Aïte / Tori / Uke

» Posté par le 4 mars 2012 dans Notions fondamentales, Toshiro Suga | 0 commentaire

 

Commençons par le terme Aïte. Ce mot fréquemment utilisé en Aïkido est composé de deux Kanji  ou caractères chinois.

 

Le premier, « Aï », est homophone du « Aï » de l’Aïkido mais son sens est bien différent.

Pour comprendre sa signification nous allons étudier les caractères le composant.

Comme vous pouvez le voir sur le schéma ci-contre « Aï » est un Kanji lui-même composé de deux caractères distincts, ceux de l’œil et de l’arbre. L’œil représente une personne observant un arbre.

L’idée qui est transmise ici est celle de deux entités se faisant face et étant distinctes. L’idéogramme transmet donc l’idée de l’autre mais aussi celle d’opposition, d’ennemi ou d’adversaire.

 

Le second caractère « Te » est très connu. Il est utilisé dans de nombreux termes d’Aïkido tels que KataTE dori de même que dans KaraTE. Il représente la main.
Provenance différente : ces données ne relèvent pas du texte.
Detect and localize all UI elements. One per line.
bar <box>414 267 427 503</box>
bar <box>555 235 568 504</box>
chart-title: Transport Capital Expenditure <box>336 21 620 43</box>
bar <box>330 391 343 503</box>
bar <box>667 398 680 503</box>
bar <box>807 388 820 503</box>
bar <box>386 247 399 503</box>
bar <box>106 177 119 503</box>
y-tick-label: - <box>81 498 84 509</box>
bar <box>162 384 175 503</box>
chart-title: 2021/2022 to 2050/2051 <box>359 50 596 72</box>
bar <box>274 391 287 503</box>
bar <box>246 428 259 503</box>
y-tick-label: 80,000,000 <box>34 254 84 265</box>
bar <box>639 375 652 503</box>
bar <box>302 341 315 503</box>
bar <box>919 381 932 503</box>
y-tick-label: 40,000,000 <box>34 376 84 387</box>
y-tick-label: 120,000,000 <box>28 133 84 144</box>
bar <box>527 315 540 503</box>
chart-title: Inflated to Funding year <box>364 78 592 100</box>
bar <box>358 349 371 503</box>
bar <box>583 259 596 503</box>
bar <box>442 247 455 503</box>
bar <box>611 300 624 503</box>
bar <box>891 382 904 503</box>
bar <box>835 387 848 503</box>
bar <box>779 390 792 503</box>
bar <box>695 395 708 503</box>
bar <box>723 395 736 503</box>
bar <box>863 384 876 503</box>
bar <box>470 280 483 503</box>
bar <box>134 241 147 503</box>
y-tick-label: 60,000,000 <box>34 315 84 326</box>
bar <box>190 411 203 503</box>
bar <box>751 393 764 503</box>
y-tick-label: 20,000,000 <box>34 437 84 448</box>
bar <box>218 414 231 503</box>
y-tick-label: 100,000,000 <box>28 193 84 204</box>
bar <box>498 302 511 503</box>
De même que l’œil symbolise l’humain dans sa totalité la main est elle aussi l’image d’un être dans son entièreté.

Dans toutes les cultures du monde la main a d’ailleurs un statut très particulier. Ainsi en Europe on demandait traditionnellement la MAIN de la personne que l’on souhaitait épouser. Cette main représentait alors de la même manière qu’en japonais l’être dans sa totalité.

Dans le terme Aïte que nous étudions la main prend toutefois un autre sens. Elle est le membre qui tient l’arme et représente par extension l’arme elle-même. Aïte devient alors l’adversaire armé qui nous fait face.

Le terme Aïte seul est peu utilisé au Japon et lorsqu’il est employé il est généralement associé à d’autres termes qui le précisent. On trouve ainsi par exemple Keiko-Aïte, le partenaire d’entraînement. En se popularisant le terme Aïte a perdu de sa force d’origine et est devenu graduellement le symbole d’un partenaire plus que d’un ennemi, rejoignant peut-être en cela le message de l’Aïkido…

 

Nous allons maintenant étudier les termes Tori et Uke. A leur origine se trouvent les mots Torite et Ukete qui étaient probablement plus usités lors de l’époque Meïji.

Tori est composé de deux Kanji symbolisant la main et l’oreille. Au temps des guerres féodales un guerrier était récompensé en fonction du nombre d’adversaires abattus sur le champ de bataille. Ceux-ci étaient généralement comptabilisés par le nombre d’oreilles coupées que présentait le bushi…

Le Kanji utilisé pour Tori se prononce normalement Toru et signifie prendre. Lorsqu’un Kanji est associé à un autre pour former un mot composé sa prononciation change. Toru auquel on a adjoint le caractère « Te » que nous avons vu plus haut ne se prononce plus donc ToruTe mais ToriTe simplifié en Tori à l’usage.

Uke enfin représente deux mains qui se transmettent un élément dans son intégralité, comme lorsqu’on fait passer des pièces d’une main à l’autre avec l’idée qu’il n’y a ni perte ni chute. Le terme transmet donc l’idée de recevoir.

Tori est donc celui qui « prend » le corps de l’autre et exécute la technique et Uke est celui qui « reçoit » la technique. Uke ne chute donc pas simplement et n’est pas le vaincu. Il y a une notion d’échange où, sans perte, les deux partenaires travaillent ensemble, tout autant dans le rôle de Tori que dans celui de Uke qui est trop souvent négligé.

L’étude des Kanji nous amène à redécouvrir un aspect totalement concret de notre travail et j’espère que vous y penserez la prochaine fois que vous serez Uke sur le tatami.

 

Les Kanji ont des origines parfois obscures et diverses et leurs interprétations souvent multiples et occasionnellement contradictoires font l’objet de nombreux ouvrages spécialisés. Cette rubrique les présente selon l’angle martial qui est souvent méconnu, et plus particulièrement celui lié à l’Aïkido.